The United States' rigorous export controls face an unprecedented challenge as Chinese startup DeepSeek reportedly trained its newest artificial intelligence model using heavily restricted Nvidia Blackwell chips.
The global race for artificial intelligence supremacy has encountered a critical geopolitical flashpoint. Chinese AI powerhouse DeepSeek has managed to train its latest model, scheduled for release next week, on Nvidia's most advanced AI processor, the Blackwell. This revelation comes from a senior Trump administration official, highlighting a potential and significant breach of stringent U.S. export controls.
The strategic implications are profound. If Chinese tech firms can circumvent international embargoes to access the "crown jewels" of American semiconductor technology, the efficacy of Washington's containment strategy is fundamentally compromised. The development raises urgent questions about the porosity of global technology supply chains.
According to U.S. intelligence, DeepSeek is actively attempting to remove technical indicators that might explicitly reveal the use of American AI chips in their upcoming model.

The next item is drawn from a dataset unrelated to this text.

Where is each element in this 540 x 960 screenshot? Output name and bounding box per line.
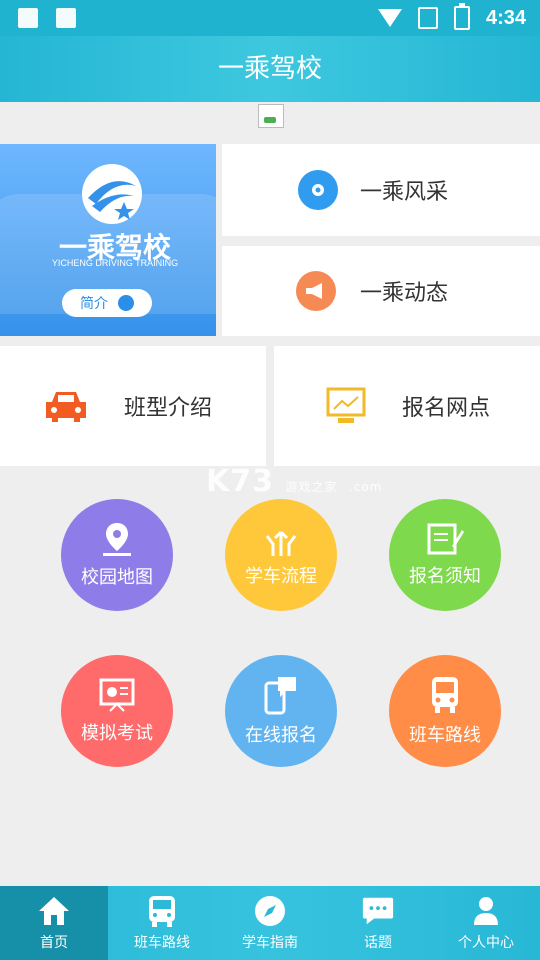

The Blackwell processors are believed to be clustered at a highly secure data centre in Inner Mongolia, an autonomous region in northern China.
While the exact method DeepSeek used to acquire the restricted hardware remains officially undisclosed, the situation underscores a massive, covert procurement network. U.S. policy explicitly prohibits the shipping of Blackwell processors to China, driven by fears from Washington hawks that such advanced computing power could rapidly supercharge China's military capabilities.
The ongoing tech blockade has paradoxically spurred accelerated innovation within China. While Dr. Saif Khan, a former National Security Council director, notes that the reliance on smuggled Blackwells exposes China's shortfall in domestic chip manufacturing, it also highlights their unyielding determination to remain competitive. The debate in Washington is now fiercely divided.
Some prominent figures, including White House AI Czar David Sacks and Nvidia CEO Jensen Huang, have previously argued that completely starving China of advanced chips only incentivises domestic competitors like Huawei to redouble their efforts to match Western technology.
As the geopolitical tug-of-war intensifies, the tech sector watches closely. The integration of cutting-edge U.S. hardware into sovereign Chinese AI models not only blurs the lines of technological ownership but threatens to render existing trade embargoes entirely obsolete. "We are witnessing the dawn of an uncontrollable technological proliferation," a leading policy analyst warned.